As Allen freely admits, a fortuitous combination of drive, programming and luck all came together to make Microsoft the behemoth it became. The “micro-computer’s” rise from hardcore electronic hobbyist toy to ubiquitous business tool, to being today’s bedrock of communication seems inevitable now. Microsoft’s dominance of the industry was a long time in coming, however.
This is where the controversy surrounding Allen’ memoirs, Idea Man, stem from. While Gates’ determination to make his company the leader in software is without question, his personality is what drove Paul Allen to leave. The “official” story was that Allen’s departure was for health reasons. This was true; in 1982 Paul Allen was diagnosed with lymphoma — a particularly virulent form of cancer. He was only 27. The stark reality of the situation understandably led to some deep soul-searching, and to his eventual decision to resign.
There were more reasons for Allen’s departure than previously reported, though. The machinations Gates engaged in to get Allen to turn over (extremely) valuable cofounder’s percentage points in Microsoft come across as heavy-handed at best. The straw that broke the camel’s back, however, was the conversation Allen overheard between Gates and Ballmer while he was recuperating from treatments, especially as they shamefully discussed ways to dilute Allen’s shares now that he was no longer contributing as much as he previously had. According to Idea Man, Allen burst in on the meeting and confronted them on the spot, and departed soon after.
Since that fateful day, the billionaire has become owner of the Portland Trail Blazers, the Seattle Seahawks, and founded the EMP — among many other ventures. These are all detailed in the latter third of the book, but the bulk of the story is in the fascinating history of his relationship with Bill Gates.

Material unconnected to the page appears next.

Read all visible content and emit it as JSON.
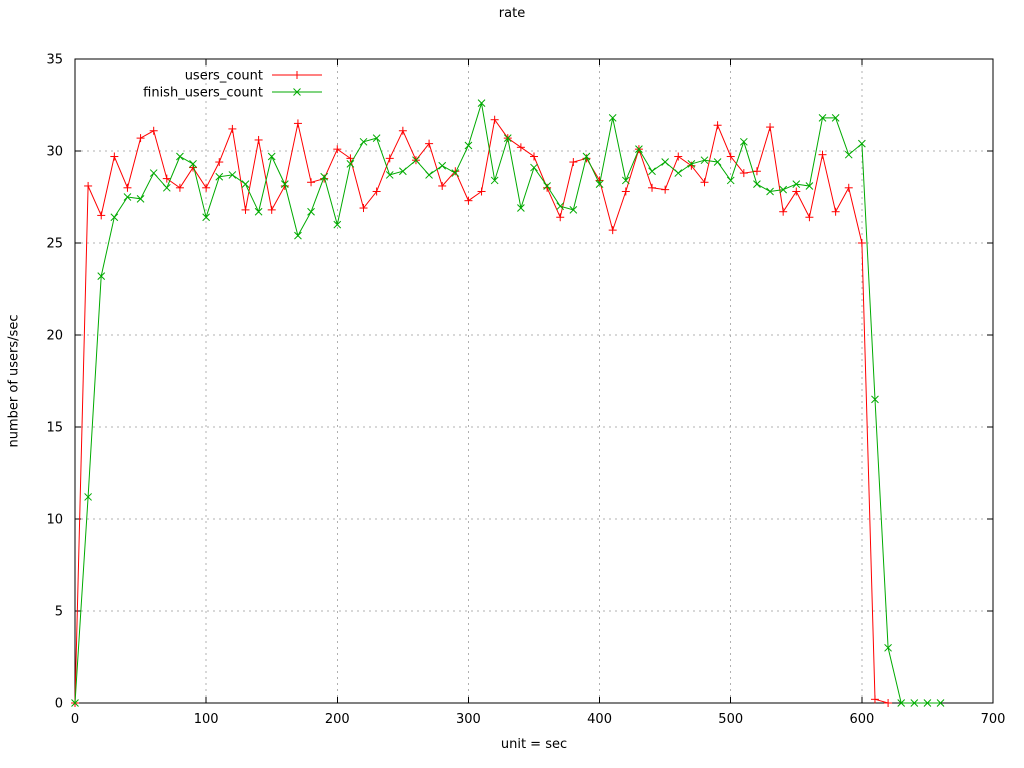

Like all autobiographies, there is a bit of self-aggrandizement to be taken into account. For example, there are numerous anecdotal stories of Allen’s own Vulcan Company’s ruthless business tactics that are never addressed. Still, Idea Man has a lot to recommend it. Paul Allen’s life is an intriguing one, and is told in a very reader-friendly tone. The fact that he and Bill Gates have long since reconciled is also a positive.

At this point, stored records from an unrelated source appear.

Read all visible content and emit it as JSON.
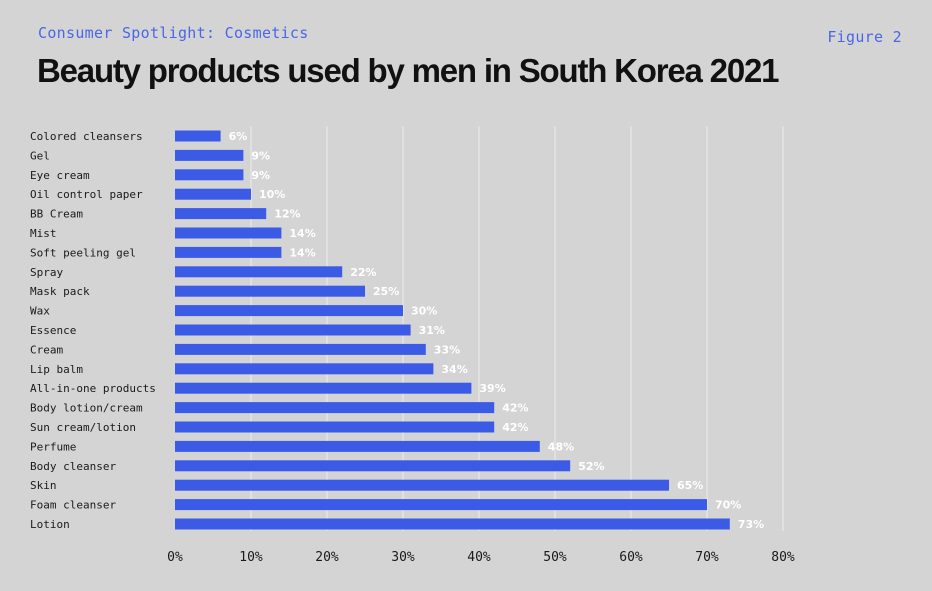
{
  "header": {
    "kicker": "Consumer Spotlight: Cosmetics",
    "figure": "Figure 2",
    "title": "Beauty products used by men in South Korea 2021"
  },
  "colors": {
    "bar": "#3b5be7",
    "accent": "#4a66e8",
    "background": "#d4d4d4"
  },
  "chart_data": {
    "type": "bar",
    "orientation": "horizontal",
    "title": "Beauty products used by men in South Korea 2021",
    "categories": [
      "Colored cleansers",
      "Gel",
      "Eye cream",
      "Oil control paper",
      "BB Cream",
      "Mist",
      "Soft peeling gel",
      "Spray",
      "Mask pack",
      "Wax",
      "Essence",
      "Cream",
      "Lip balm",
      "All-in-one products",
      "Body lotion/cream",
      "Sun cream/lotion",
      "Perfume",
      "Body cleanser",
      "Skin",
      "Foam cleanser",
      "Lotion"
    ],
    "values": [
      6,
      9,
      9,
      10,
      12,
      14,
      14,
      22,
      25,
      30,
      31,
      33,
      34,
      39,
      42,
      42,
      48,
      52,
      65,
      70,
      73
    ],
    "value_labels": [
      "6%",
      "9%",
      "9%",
      "10%",
      "12%",
      "14%",
      "14%",
      "22%",
      "25%",
      "30%",
      "31%",
      "33%",
      "34%",
      "39%",
      "42%",
      "42%",
      "48%",
      "52%",
      "65%",
      "70%",
      "73%"
    ],
    "xlim": [
      0,
      80
    ],
    "xticks": [
      0,
      10,
      20,
      30,
      40,
      50,
      60,
      70,
      80
    ],
    "xtick_labels": [
      "0%",
      "10%",
      "20%",
      "30%",
      "40%",
      "50%",
      "60%",
      "70%",
      "80%"
    ],
    "grid": true
  }
}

There is another point the book makes that I found interesting. As Allen notes, the future of Microsoft is hardly set in stone. A great deal of the graduating class of 2011 are using various smart phones as their main computing device. This is an area where Microsoft has been woefully inadequate in providing for, and could be a serious threat to the company in the coming years.
As always, Paul Allen is thinking ahead. Idea Man is an apt title for his memoirs, and recommended.